Results: Data from 106 subjects were obtained. A total of 304 serum concentrations were analyzed using a one-compartment open model with first order elimination. A body weight of 1.1 ±0.3 kg, a gestational age of 28.5±1.9 weeks and a post-conceptional age of 31.3±3.2 weeks described the characteristics of the population. The typical clearance (CL) was 0.0488 L/h, while the volume of distribution was 0.567 L. Post-conceptional age was a significant predictor of clearance, independent of body size. The between-subject variability (BSV) for volume of distribution was 14.2% (CV%). The BSV for clearance was reduced from an initial 61.1% (base model) to 48.1% when allometric size model was added; a further reduction to 36.5% was observed when post-conceptional age was added. The between-occasion variability (BOV) of volume of distribution was 8.6% and the BOV for clearance was 18.5%. Using a combined residual unexplained variance model, the proportional error (CV%) component and the additive error component was 26% and 0.79 mg/L respectively.

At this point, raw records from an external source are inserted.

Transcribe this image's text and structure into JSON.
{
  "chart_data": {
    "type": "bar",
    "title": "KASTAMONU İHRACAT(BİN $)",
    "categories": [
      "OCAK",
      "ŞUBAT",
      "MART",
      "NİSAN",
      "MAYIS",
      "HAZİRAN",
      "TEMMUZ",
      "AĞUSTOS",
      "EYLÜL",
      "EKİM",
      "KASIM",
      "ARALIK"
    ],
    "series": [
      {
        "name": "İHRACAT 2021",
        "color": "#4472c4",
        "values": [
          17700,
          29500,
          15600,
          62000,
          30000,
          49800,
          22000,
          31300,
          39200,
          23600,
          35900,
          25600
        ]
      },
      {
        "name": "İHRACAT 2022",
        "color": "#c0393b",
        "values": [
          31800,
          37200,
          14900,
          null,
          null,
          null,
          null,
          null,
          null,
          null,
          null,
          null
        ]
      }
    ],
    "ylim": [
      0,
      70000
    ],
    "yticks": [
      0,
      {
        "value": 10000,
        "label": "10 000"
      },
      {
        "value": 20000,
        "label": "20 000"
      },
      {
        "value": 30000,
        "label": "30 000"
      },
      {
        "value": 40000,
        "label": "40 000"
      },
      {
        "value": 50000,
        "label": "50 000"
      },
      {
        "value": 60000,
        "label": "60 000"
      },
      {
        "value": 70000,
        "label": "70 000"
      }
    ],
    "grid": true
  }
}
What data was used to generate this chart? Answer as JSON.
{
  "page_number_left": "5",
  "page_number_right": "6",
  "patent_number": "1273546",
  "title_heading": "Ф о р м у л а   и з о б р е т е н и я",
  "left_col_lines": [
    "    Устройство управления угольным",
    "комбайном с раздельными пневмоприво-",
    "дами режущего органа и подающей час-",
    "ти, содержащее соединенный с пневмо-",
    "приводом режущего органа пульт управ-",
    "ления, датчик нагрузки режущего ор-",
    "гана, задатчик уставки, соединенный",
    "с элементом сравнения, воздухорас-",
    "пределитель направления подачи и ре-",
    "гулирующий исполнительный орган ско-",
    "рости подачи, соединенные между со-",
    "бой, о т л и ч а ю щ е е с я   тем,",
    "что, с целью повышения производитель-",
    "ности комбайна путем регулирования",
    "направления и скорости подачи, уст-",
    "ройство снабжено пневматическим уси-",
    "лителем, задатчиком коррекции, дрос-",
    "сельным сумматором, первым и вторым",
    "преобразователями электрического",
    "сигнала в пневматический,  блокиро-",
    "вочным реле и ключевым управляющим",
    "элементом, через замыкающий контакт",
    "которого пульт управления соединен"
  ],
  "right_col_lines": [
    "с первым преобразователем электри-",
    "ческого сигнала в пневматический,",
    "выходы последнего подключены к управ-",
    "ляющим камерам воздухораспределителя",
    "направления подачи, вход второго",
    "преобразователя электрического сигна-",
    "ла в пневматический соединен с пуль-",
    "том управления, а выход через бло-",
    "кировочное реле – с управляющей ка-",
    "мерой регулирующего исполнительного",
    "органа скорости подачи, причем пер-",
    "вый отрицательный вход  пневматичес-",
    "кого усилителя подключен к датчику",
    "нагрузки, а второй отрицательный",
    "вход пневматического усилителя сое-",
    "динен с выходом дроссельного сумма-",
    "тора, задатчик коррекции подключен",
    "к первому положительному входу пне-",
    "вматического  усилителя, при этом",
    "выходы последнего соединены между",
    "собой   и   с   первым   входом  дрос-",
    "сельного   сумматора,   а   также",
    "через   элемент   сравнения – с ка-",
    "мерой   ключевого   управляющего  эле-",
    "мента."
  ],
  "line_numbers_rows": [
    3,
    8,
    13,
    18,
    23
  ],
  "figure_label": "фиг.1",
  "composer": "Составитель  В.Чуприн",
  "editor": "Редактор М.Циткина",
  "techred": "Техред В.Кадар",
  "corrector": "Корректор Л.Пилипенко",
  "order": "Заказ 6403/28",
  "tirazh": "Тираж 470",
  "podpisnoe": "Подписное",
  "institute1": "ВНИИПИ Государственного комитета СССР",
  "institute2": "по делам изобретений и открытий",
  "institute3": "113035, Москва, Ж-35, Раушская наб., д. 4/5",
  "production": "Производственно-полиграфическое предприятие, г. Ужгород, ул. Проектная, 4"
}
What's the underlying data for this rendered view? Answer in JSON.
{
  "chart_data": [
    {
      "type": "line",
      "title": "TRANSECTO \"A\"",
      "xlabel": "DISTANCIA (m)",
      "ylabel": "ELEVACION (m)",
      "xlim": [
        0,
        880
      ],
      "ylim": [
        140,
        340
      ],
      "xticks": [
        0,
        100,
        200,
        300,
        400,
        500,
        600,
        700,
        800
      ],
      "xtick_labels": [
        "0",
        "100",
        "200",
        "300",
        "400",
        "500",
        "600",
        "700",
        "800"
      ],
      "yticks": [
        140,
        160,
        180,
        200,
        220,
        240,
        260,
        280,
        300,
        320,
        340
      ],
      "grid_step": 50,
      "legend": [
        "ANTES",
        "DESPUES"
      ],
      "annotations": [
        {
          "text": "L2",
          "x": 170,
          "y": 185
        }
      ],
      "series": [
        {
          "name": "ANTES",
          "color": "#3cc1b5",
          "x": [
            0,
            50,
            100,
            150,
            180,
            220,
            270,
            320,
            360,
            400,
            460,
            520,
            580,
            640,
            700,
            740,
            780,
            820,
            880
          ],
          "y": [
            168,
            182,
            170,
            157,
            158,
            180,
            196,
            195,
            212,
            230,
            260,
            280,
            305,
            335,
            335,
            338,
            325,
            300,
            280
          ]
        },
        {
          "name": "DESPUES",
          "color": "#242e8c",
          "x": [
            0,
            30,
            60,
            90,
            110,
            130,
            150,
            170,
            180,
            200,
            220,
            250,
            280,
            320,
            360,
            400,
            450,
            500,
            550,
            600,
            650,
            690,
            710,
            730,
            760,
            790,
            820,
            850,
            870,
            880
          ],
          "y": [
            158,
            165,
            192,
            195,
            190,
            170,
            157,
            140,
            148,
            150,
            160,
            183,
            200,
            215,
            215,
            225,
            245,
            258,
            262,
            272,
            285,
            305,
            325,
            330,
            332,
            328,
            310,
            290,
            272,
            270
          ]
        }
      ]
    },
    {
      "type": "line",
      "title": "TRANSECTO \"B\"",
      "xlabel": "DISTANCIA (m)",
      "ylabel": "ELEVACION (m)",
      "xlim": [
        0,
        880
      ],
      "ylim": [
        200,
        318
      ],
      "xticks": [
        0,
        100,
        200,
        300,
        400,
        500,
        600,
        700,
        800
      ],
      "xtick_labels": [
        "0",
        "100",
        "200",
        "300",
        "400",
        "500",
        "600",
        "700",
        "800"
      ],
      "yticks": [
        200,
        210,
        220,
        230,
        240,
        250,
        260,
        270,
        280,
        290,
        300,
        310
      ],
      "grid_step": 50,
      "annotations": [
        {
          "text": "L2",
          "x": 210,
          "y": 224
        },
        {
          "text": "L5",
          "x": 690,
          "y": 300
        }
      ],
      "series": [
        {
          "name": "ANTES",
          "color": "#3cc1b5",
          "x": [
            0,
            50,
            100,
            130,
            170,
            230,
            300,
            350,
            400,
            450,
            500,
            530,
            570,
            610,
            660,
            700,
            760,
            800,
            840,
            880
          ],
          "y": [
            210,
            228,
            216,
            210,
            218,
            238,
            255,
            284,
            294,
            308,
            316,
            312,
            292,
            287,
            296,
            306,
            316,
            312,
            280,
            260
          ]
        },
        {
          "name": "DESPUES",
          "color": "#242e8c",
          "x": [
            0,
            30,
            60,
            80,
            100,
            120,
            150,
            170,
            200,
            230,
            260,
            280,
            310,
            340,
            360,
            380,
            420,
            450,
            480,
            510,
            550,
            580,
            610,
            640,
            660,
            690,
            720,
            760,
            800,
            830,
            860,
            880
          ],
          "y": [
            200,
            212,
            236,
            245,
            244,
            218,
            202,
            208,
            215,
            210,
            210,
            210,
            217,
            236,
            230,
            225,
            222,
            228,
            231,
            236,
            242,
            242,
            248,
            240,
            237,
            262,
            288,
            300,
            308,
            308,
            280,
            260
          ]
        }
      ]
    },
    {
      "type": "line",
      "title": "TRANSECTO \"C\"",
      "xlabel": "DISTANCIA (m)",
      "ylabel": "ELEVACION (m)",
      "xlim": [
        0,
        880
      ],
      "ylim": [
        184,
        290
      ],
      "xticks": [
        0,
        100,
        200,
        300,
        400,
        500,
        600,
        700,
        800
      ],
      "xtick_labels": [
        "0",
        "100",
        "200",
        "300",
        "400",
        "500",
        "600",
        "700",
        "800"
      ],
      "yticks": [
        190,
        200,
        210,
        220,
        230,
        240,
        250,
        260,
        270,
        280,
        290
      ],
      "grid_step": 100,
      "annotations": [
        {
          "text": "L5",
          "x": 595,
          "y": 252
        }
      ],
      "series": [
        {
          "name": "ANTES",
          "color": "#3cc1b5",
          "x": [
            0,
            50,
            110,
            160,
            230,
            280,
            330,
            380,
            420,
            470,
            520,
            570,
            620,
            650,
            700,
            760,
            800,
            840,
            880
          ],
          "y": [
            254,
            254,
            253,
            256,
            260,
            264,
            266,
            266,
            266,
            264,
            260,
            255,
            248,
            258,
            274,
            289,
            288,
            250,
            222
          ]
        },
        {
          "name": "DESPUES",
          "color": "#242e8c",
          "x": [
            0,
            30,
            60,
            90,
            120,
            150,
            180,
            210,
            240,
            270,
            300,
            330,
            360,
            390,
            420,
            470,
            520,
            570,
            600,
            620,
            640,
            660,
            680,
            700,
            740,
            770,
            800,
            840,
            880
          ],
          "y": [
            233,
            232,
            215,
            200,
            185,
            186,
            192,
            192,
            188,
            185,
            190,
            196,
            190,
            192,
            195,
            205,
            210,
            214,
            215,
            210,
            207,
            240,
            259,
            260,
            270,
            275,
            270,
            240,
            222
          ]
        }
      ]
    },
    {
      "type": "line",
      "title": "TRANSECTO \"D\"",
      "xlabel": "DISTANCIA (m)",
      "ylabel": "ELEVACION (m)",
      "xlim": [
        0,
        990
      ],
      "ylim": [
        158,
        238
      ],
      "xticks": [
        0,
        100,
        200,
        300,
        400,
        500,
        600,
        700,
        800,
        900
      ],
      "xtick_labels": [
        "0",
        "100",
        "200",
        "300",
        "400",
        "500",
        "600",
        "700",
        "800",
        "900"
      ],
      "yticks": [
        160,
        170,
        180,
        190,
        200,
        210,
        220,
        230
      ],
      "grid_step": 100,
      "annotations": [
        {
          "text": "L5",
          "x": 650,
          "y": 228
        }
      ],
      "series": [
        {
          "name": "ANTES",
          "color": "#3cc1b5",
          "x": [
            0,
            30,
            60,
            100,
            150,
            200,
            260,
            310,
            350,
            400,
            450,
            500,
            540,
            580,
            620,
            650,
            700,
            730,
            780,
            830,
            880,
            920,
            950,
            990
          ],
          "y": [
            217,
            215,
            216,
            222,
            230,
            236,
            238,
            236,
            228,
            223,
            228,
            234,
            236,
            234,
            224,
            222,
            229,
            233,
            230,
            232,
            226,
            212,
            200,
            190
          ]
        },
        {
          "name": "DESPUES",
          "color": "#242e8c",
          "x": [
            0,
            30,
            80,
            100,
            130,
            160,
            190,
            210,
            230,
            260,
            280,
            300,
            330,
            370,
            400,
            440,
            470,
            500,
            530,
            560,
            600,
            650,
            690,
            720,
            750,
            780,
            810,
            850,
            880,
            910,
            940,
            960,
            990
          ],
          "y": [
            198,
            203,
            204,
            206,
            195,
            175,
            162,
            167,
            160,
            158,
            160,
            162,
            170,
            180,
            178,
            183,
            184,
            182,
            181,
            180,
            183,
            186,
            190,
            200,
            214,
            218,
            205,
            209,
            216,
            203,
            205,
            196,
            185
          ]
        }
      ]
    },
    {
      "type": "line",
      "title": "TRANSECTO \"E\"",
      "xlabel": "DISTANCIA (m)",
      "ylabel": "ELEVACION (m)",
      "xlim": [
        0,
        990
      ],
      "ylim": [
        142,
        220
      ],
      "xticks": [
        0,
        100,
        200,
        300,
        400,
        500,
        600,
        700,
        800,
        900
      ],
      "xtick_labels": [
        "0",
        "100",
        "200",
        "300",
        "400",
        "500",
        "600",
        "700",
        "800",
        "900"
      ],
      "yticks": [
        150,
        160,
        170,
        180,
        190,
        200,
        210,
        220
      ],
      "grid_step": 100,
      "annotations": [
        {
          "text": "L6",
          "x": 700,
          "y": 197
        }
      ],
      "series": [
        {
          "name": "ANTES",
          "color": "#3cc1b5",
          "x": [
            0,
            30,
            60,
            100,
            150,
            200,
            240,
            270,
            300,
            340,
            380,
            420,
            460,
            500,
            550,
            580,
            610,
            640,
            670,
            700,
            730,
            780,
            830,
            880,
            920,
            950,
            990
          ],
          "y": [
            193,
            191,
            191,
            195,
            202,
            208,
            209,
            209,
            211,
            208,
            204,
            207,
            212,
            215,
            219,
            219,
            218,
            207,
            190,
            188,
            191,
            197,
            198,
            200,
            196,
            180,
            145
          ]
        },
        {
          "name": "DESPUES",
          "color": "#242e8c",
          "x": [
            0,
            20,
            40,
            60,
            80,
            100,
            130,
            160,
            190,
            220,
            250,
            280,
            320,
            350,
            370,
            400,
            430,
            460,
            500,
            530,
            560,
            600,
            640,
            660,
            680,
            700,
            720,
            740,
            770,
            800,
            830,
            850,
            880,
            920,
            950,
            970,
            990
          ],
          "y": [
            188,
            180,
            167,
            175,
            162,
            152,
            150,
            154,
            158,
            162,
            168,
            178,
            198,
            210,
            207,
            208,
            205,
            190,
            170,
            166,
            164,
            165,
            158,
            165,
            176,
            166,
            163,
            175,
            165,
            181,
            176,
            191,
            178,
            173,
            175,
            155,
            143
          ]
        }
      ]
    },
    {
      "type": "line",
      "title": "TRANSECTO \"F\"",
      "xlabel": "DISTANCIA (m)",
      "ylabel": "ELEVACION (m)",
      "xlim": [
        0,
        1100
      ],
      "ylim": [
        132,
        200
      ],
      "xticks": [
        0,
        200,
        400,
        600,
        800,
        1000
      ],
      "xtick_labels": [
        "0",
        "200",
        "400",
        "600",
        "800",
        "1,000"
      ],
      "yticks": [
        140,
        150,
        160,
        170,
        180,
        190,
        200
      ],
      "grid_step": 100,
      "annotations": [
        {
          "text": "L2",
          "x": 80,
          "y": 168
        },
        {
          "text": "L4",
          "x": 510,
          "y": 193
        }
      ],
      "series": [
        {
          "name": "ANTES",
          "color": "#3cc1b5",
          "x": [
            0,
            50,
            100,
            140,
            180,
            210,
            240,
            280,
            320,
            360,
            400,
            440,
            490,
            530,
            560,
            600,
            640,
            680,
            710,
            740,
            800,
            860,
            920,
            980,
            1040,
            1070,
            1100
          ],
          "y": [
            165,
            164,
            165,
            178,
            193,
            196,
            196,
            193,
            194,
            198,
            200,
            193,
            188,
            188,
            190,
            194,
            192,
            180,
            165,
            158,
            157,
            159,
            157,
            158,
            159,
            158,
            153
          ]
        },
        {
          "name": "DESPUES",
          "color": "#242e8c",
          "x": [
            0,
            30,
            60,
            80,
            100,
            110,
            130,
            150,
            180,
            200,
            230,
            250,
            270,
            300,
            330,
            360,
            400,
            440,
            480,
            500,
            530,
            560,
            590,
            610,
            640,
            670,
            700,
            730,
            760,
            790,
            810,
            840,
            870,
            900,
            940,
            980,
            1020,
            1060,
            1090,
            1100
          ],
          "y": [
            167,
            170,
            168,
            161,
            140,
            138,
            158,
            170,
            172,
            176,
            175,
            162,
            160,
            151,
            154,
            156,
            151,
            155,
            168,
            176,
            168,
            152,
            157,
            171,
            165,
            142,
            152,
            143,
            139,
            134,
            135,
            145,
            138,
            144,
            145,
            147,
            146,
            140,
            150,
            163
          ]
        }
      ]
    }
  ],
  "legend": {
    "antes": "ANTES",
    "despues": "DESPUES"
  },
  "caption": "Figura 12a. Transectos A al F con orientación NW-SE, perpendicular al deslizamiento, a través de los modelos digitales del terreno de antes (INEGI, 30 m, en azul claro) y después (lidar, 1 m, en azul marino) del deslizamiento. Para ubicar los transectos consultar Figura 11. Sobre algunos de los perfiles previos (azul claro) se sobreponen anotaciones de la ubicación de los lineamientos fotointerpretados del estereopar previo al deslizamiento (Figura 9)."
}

Conclusions: Body size and post-conceptional age are significant predictors for clearance and body size alone is the major contributor for interindividual variability in volume of distribution. Premature neonates are not “little adults” with respect to amikacin pharmacokinetics as their volume of distribution per kg is larger and their clearance lower than that for a 70-kg adult. A high unexplained variability (36.5%) in clearance was observed. There may be other issues for warranting therapeutic drug monitoring of amikacin in these neonates in addition to the BOV being much less than the BSV.